R.V. - Compte tenu de votre expérience, quelles qualités faut-il posséder pour devenir un bon leader ?

L.B. - La première qualité que je trouve importante, c'est la franchise. Il faut être direct. On ne peut pas parler d'une certaine façon à un groupe d'employés et d'une autre façon à un deuxième. Les gens vous font confiance si vous êtes réellement ouvert avec eux, si vous leur dites la vérité et si vous mettez les choses clairement sur la table. D'un autre côté, il faut également faire confiance aux gens, leur donner des responsabilités et admettre qu'ils peuvent commettre des erreurs. S'ils en font, il ne faut pas leur tomber sur le dos à la première occasion, mais leur donner la possibilité de se reprendre. Je pense que c'est très important, tout comme ça l'est de ne pas critiquer le patron d'un secteur devant tous ses employés. Et si on a des choses à lui dire, mieux vaut le faire en privé que devant tout le monde.

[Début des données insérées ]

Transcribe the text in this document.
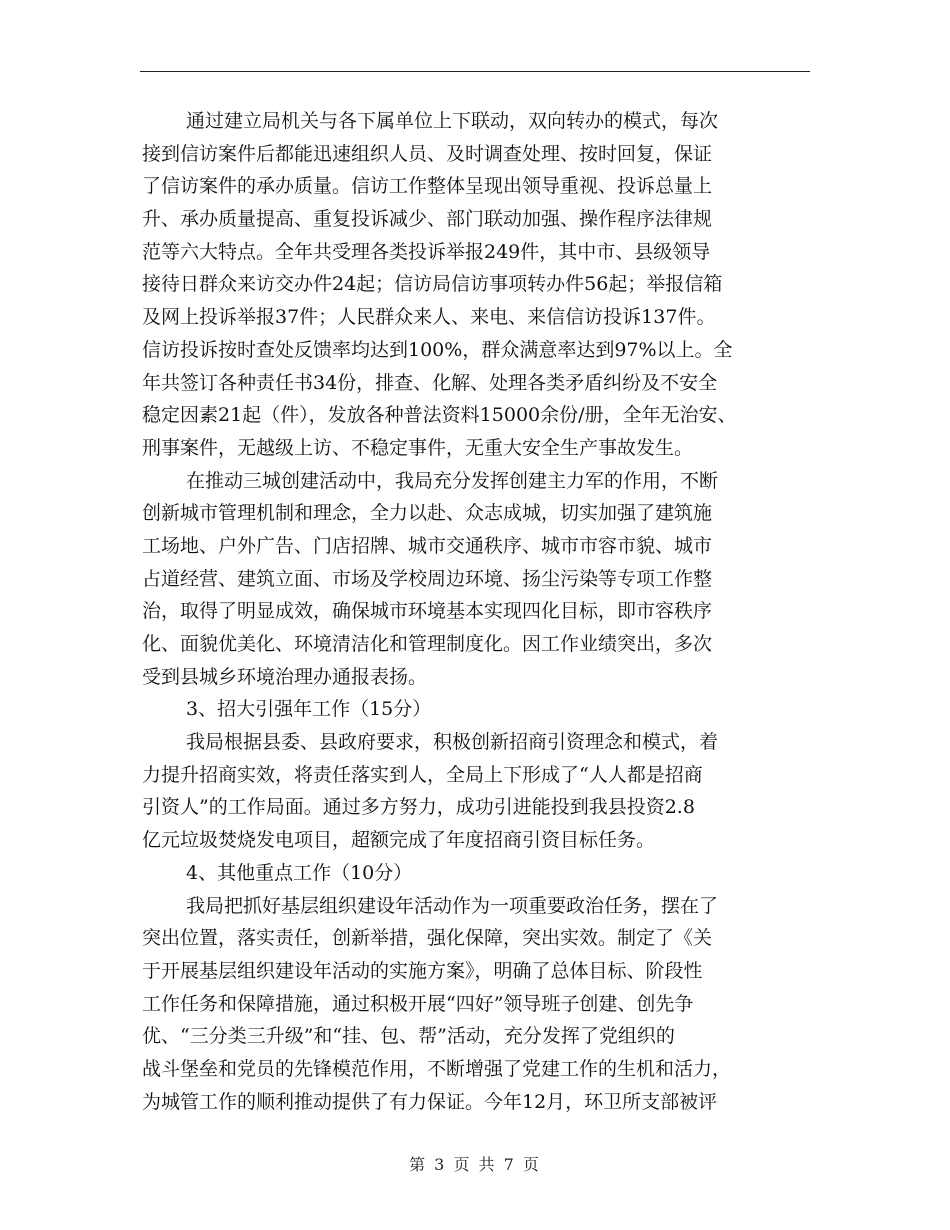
通过建立局机关与各下属单位上下联动，双向转办的模式，每次
接到信访案件后都能迅速组织人员、及时调查处理、按时回复，保证
了信访案件的承办质量。信访工作整体呈现出领导重视、投诉总量上
升、承办质量提高、重复投诉减少、部门联动加强、操作程序法律规
范等六大特点。全年共受理各类投诉举报249件，其中市、县级领导
接待日群众来访交办件24起；信访局信访事项转办件56起；举报信箱
及网上投诉举报37件；人民群众来人、来电、来信信访投诉137件。
信访投诉按时查处反馈率均达到100%，群众满意率达到97%以上。全
年共签订各种责任书34份，排查、化解、处理各类矛盾纠纷及不安全
稳定因素21起（件），发放各种普法资料15000余份/册，全年无治安、
刑事案件，无越级上访、不稳定事件，无重大安全生产事故发生。
在推动三城创建活动中，我局充分发挥创建主力军的作用，不断
创新城市管理机制和理念，全力以赴、众志成城，切实加强了建筑施
工场地、户外广告、门店招牌、城市交通秩序、城市市容市貌、城市
占道经营、建筑立面、市场及学校周边环境、扬尘污染等专项工作整
治，取得了明显成效，确保城市环境基本实现四化目标，即市容秩序
化、面貌优美化、环境清洁化和管理制度化。因工作业绩突出，多次
受到县城乡环境治理办通报表扬。
3、招大引强年工作（15分）
我局根据县委、县政府要求，积极创新招商引资理念和模式，着
力提升招商实效，将责任落实到人，全局上下形成了“人人都是招商
引资人”的工作局面。通过多方努力，成功引进能投到我县投资2.8
亿元垃圾焚烧发电项目，超额完成了年度招商引资目标任务。
4、其他重点工作（10分）
我局把抓好基层组织建设年活动作为一项重要政治任务，摆在了
突出位置，落实责任，创新举措，强化保障，突出实效。制定了《关
于开展基层组织建设年活动的实施方案》，明确了总体目标、阶段性
工作任务和保障措施，通过积极开展“四好”领导班子创建、创先争
优、“三分类三升级”和“挂、包、帮”活动，充分发挥了党组织的
战斗堡垒和党员的先锋模范作用，不断增强了党建工作的生机和活力，
为城管工作的顺利推动提供了有力保证。今年12月，环卫所支部被评
第 3 页 共 7 页
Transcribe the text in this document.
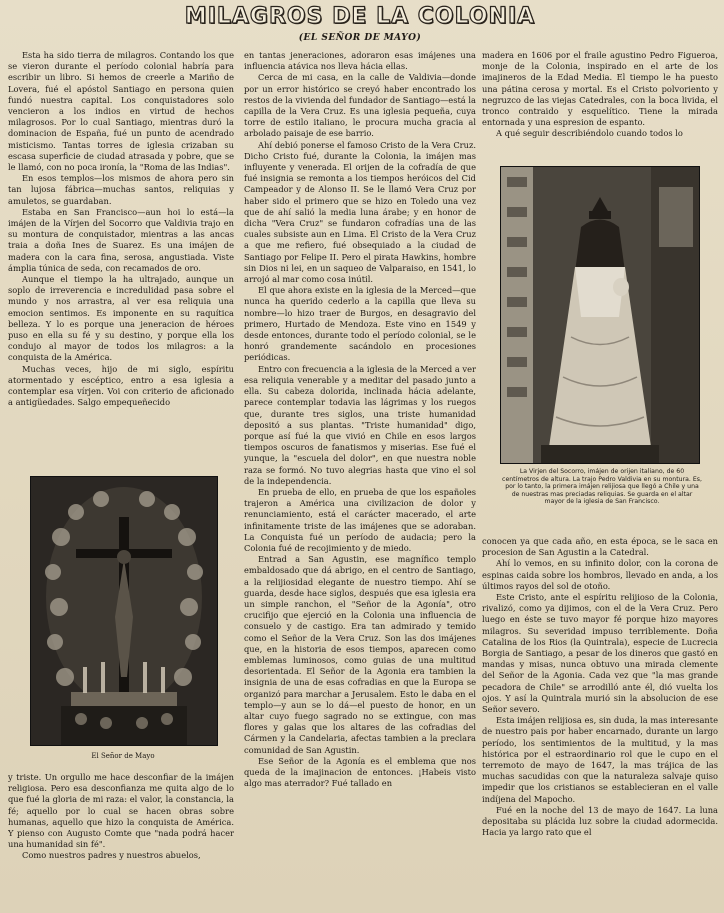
MILAGROS DE LA COLONIA
(EL SEÑOR DE MAYO)

Esta ha sido tierra de milagros. Contando los que se vieron durante el período colonial habría para escribir un libro. Si hemos de creerle a Mariño de Lovera, fué el apóstol Santiago en persona quien fundó nuestra capital. Los conquistadores solo vencieron a los indios en virtud de hechos milagrosos. Por lo cual Santiago, mientras duró la dominacion de España, fué un punto de acendrado misticismo. Tantas torres de iglesia crizaban su escasa superficie de ciudad atrasada y pobre, que se le llamó, con no poca ironía, la "Roma de las Indias".

En esos templos—los mismos de ahora pero sin tan lujosa fábrica—muchas santos, reliquias y amuletos, se guardaban.

Estaba en San Francisco—aun hoi lo está—la imájen de la Vírjen del Socorro que Valdivia trajo en su montura de conquistador, mientras a las ancas traia a doña Ines de Suarez. Es una imájen de madera con la cara fina, serosa, angustiada. Viste ámplia túnica de seda, con recamados de oro.

Aunque el tiempo la ha ultrajado, aunque un soplo de irreverencia e incredulidad pasa sobre el mundo y nos arrastra, al ver esa reliquia una emocion sentimos. Es imponente en su raquítica belleza. Y lo es porque una jeneracion de héroes puso en ella su fé y su destino, y porque ella los condujo al mayor de todos los milagros: a la conquista de la América.

Muchas veces, hijo de mi siglo, espíritu atormentado y escéptico, entro a esa iglesia a contemplar esa vírjen. Voi con criterio de aficionado a antigüedades. Salgo empequeñecido

El Señor de Mayo

y triste. Un orgullo me hace desconfiar de la imájen religiosa. Pero esa desconfianza me quita algo de lo que fué la gloria de mi raza: el valor, la constancia, la fé; aquello por lo cual se hacen obras sobre humanas, aquello que hizo la conquista de América. Y pienso con Augusto Comte que "nada podrá hacer una humanidad sin fé".

Como nuestros padres y nuestros abuelos,

en tantas jeneraciones, adoraron esas imájenes una influencia atávica nos lleva hácia ellas.

Cerca de mi casa, en la calle de Valdivia—donde por un error histórico se creyó haber encontrado los restos de la vivienda del fundador de Santiago—está la capilla de la Vera Cruz. Es una iglesia pequeña, cuya torre de estilo italiano, le procura mucha gracia al arbolado paisaje de ese barrio.

Ahí debió ponerse el famoso Cristo de la Vera Cruz. Dicho Cristo fué, durante la Colonia, la imájen mas influyente y venerada. El orijen de la cofradía de que fué insignia se remonta a los tiempos heróicos del Cid Campeador y de Alonso II. Se le llamó Vera Cruz por haber sido el primero que se hizo en Toledo una vez que de ahí salió la media luna árabe; y en honor de dicha "Vera Cruz" se fundaron cofradías una de las cuales subsiste aun en Lima. El Cristo de la Vera Cruz a que me refiero, fué obsequiado a la ciudad de Santiago por Felipe II. Pero el pirata Hawkins, hombre sin Dios ni lei, en un saqueo de Valparaiso, en 1541, lo arrojó al mar como cosa inútil.

El que ahora existe en la iglesia de la Merced—que nunca ha querido cederlo a la capilla que lleva su nombre—lo hizo traer de Burgos, en desagravio del primero, Hurtado de Mendoza. Este vino en 1549 y desde entonces, durante todo el período colonial, se le honró grandemente sacándolo en procesiones periódicas.

Entro con frecuencia a la iglesia de la Merced a ver esa reliquia venerable y a meditar del pasado junto a ella. Su cabeza dolorida, inclinada hácia adelante, parece contemplar todavia las lágrimas y los ruegos que, durante tres siglos, una triste humanidad depositó a sus plantas. "Triste humanidad" digo, porque así fué la que vivió en Chile en esos largos tiempos oscuros de fanatismos y miserias. Ese fué el yunque, la "escuela del dolor", en que nuestra noble raza se formó. No tuvo alegrias hasta que vino el sol de la independencia.

En prueba de ello, en prueba de que los españoles trajeron a América una civilizacion de dolor y renunciamiento, está el carácter macerado, el arte infinitamente triste de las imájenes que se adoraban. La Conquista fué un período de audacia; pero la Colonia fué de recojimiento y de miedo.

Entrad a San Agustin, ese magnífico templo embaldosado que dá abrigo, en el centro de Santiago, a la relijiosidad elegante de nuestro tiempo. Ahí se guarda, desde hace siglos, después que esa iglesia era un simple ranchon, el "Señor de la Agonía", otro crucifijo que ejerció en la Colonia una influencia de consuelo y de castigo. Era tan admirado y temido como el Señor de la Vera Cruz. Son las dos imájenes que, en la historia de esos tiempos, aparecen como emblemas luminosos, como guias de una multitud desorientada. El Señor de la Agonia era tambien la insignia de una de esas cofradias en que la Europa se organizó para marchar a Jerusalem. Esto le daba en el templo—y aun se lo dá—el puesto de honor, en un altar cuyo fuego sagrado no se extingue, con mas flores y galas que los altares de las cofradias del Cármen y la Candelaria, afectas tambien a la preclara comunidad de San Agustin.

Ese Señor de la Agonía es el emblema que nos queda de la imajinacion de entonces. ¡Habeis visto algo mas aterrador? Fué tallado en

madera en 1606 por el fraile agustino Pedro Figueroa, monje de la Colonia, inspirado en el arte de los imajineros de la Edad Media. El tiempo le ha puesto una pátina cerosa y mortal. Es el Cristo polvoriento y negruzco de las viejas Catedrales, con la boca livida, el tronco contraido y esquelítico. Tiene la mirada entornada y una espresion de espanto.

A qué seguir describiéndolo cuando todos lo

La Virjen del Socorro, imájen de orijen italiano, de 60 centímetros de altura. La trajo Pedro Valdivia en su montura. Es, por lo tanto, la primera imájen relijiosa que llegó a Chile y una de nuestras mas preciadas reliquias. Se guarda en el altar mayor de la iglesia de San Francisco.

conocen ya que cada año, en esta época, se le saca en procesion de San Agustin a la Catedral.

Ahí lo vemos, en su infinito dolor, con la corona de espinas caida sobre los hombros, llevado en anda, a los últimos rayos del sol de otoño.

Este Cristo, ante el espíritu relijioso de la Colonia, rivalizó, como ya dijimos, con el de la Vera Cruz. Pero luego en éste se tuvo mayor fé porque hizo mayores milagros. Su severidad impuso terriblemente. Doña Catalina de los Rios (la Quintrala), especie de Lucrecia Borgia de Santiago, a pesar de los dineros que gastó en mandas y misas, nunca obtuvo una mirada clemente del Señor de la Agonia. Cada vez que "la mas grande pecadora de Chile" se arrodilló ante él, dió vuelta los ojos. Y así la Quintrala murió sin la absolucion de ese Señor severo.

Esta imájen relijiosa es, sin duda, la mas interesante de nuestro pais por haber encarnado, durante un largo período, los sentimientos de la multitud, y la mas histórica por el estraordinario rol que le cupo en el terremoto de mayo de 1647, la mas trájica de las muchas sacudidas con que la naturaleza salvaje quiso impedir que los cristianos se establecieran en el valle indíjena del Mapocho.

Fué en la noche del 13 de mayo de 1647. La luna depositaba su plácida luz sobre la ciudad adormecida. Hacia ya largo rato que el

R.V. - Est-ce qu'il y a des gens qui vous ont impressionné pendant votre carrière, des personnes qui vous ont peut-être servi de mentor, dont vous vous êtes inspiré et dont vous vous êtes dit : " Un jour, je serai comme lui, ou comme elle " ?

L.B. - Je n'ai jamais vraiment eu de mentor. Mais certaines personnes m'ont inspiré. Au début, M. Bombardier m'impressionnait. C'était un innovateur et en même temps un homme très pratique, un homme d'affaires; cette caractéristique est rare chez un inventeur.

Jack Welch, qui a dirigé GE à la même époque que moi chez Bombardier, m'a aussi impressionné par la façon avec laquelle il a réussi à faire grandir les gens à l'intérieur de son organisation. Il a développé beaucoup de leaders qui ont continué à évoluer dans d'autres entreprises par la suite. J'essayais de suivre son exemple, de voir ce que l'on pouvait faire pour mieux préparer notre succession et les personnes qui prendraient la relève.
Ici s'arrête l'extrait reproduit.